Crude oil prices soared in response to an aggressive drone attack on a Saudi Arabian oil processing facility at Abqaiq and the nearby Khurais oil field.

This event took out 5.7 million barrels of daily crude production or 50% of the kingdom’s oil output.

Yemen’s Houthi rebels claimed responsibility for the attack, but the U.S. has blamed Iran with Secretary of State Mike Pompeo tweeting Saturday Iran has launched an “unprecedented attack on the world’s energy supply.”

President Trump said there is reason to believe the U.S. knows the culprit and is “locked and loaded,” while waiting to get the verification from the kingdom to proceed.

Oil prices fell substantially from their earlier highs after Trump said he was authorizing the release of oil from the Strategic Petroleum Reserve to keep the markets “well-supplied.”

Daily Forecast

The next major moves in the market will be determined by the speculators.

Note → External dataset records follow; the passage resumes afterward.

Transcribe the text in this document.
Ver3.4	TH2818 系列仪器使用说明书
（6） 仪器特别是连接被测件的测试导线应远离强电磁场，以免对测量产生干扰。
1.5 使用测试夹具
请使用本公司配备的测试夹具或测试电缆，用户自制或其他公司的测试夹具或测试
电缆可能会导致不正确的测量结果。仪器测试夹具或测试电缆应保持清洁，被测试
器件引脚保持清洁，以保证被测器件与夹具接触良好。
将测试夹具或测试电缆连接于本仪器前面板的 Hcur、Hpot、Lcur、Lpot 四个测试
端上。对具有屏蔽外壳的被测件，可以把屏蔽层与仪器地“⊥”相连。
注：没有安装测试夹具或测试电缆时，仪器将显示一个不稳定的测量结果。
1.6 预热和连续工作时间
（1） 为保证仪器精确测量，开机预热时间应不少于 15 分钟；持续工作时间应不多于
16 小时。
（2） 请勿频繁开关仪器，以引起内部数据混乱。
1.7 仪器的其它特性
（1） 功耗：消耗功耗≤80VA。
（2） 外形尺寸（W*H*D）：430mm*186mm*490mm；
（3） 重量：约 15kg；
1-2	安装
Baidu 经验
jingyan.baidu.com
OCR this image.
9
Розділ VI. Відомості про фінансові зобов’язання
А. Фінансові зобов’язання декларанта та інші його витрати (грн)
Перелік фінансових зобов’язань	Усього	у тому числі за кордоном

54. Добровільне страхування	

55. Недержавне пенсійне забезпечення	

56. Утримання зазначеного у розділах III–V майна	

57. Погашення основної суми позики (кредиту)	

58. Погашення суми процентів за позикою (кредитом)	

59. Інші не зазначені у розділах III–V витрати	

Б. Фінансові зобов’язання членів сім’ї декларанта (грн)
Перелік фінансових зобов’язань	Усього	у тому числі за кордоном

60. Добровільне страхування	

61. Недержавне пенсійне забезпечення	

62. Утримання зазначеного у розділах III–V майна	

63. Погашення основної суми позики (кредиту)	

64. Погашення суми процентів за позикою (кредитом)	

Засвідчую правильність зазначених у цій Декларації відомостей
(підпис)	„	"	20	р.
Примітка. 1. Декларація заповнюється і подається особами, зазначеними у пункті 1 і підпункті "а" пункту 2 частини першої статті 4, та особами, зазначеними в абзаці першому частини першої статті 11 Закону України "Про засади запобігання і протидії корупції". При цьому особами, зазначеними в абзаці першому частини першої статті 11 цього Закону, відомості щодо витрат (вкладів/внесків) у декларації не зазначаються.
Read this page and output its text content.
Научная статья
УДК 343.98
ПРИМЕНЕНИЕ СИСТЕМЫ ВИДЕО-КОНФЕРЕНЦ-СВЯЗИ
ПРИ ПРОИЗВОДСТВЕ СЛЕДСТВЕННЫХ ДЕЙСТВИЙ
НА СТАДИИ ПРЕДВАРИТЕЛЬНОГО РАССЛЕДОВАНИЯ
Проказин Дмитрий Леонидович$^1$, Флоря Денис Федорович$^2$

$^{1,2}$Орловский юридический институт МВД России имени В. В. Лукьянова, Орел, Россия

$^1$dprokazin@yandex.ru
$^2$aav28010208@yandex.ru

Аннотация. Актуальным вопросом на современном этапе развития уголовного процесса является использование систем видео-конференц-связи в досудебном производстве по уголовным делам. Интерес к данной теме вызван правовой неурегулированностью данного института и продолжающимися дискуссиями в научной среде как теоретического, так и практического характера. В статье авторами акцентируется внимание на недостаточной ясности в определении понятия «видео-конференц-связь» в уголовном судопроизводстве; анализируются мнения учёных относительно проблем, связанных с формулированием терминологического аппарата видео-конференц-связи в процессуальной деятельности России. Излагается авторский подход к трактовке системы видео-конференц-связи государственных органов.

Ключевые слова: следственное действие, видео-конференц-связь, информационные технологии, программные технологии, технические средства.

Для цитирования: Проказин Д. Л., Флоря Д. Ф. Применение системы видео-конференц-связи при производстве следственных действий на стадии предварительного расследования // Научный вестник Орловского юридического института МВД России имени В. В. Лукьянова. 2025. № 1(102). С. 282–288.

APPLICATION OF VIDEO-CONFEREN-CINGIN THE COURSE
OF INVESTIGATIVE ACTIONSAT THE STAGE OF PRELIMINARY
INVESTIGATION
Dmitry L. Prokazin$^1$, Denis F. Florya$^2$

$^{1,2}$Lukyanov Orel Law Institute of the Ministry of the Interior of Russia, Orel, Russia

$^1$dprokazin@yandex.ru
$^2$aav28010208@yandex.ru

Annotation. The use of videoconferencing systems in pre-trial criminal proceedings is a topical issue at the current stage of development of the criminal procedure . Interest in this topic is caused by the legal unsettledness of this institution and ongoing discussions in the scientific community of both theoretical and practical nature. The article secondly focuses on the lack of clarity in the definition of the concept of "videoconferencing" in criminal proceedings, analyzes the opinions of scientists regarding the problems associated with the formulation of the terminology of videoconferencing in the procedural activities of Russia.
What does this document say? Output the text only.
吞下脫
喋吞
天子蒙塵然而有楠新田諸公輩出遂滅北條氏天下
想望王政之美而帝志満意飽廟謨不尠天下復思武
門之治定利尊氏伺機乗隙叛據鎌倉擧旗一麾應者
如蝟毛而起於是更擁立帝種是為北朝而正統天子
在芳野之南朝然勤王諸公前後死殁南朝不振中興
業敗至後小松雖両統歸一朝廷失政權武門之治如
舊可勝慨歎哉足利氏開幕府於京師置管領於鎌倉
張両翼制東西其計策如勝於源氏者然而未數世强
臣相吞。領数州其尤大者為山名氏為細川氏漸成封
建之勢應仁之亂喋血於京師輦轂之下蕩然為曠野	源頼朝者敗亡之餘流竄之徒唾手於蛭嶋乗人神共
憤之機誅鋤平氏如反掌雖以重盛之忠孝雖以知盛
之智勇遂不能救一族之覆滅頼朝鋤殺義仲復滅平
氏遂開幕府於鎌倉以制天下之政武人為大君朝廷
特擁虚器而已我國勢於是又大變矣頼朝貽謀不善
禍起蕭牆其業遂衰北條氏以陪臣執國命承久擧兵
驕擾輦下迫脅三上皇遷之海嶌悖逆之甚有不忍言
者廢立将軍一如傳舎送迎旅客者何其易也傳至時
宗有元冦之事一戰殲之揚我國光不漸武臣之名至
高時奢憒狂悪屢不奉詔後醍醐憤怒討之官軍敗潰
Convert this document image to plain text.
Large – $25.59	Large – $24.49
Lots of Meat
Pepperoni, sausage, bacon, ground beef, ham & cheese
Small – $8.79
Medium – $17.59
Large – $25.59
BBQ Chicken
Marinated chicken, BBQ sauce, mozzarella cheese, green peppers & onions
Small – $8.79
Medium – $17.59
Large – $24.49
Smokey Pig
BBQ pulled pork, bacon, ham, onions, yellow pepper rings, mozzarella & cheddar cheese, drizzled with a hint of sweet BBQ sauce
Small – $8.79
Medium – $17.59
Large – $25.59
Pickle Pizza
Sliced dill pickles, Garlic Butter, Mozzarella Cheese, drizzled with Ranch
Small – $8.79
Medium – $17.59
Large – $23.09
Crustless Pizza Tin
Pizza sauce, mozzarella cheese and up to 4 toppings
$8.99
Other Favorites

Bullish traders will be betting on a prolonged shutdown of the facility or an escalation of tensions between the United States and Iran in the hopes of a major supply disruption in the area.

Furthermore, short sellers are likely to continue to reduce positions as traders raise the risk premium in the market.

In further support of the bulls, an expert from S&P Global Platts said on Monday that the event over the weekend will effectively wipe out the world’s spare oil capacity. Additionally, the country’s national oil company, Saudi Aramco, has 35 to 40 days of supply to meet contractual obligations, according to a source close to the matter.

Bearish traders are counting on the Saudis to restore the facilities as quickly as possible. The current timetable suggests about a third or its crude output, or 2 million barrels will be back by the end of Monday.

They’re also looking for increased production from OPEC and its allies and especially the United States to make up the short-fall. Furthermore, they’re banking on reports from OPEC and the IEA showing a surplus by 2020 because of lower demand to cushion the current shortfall.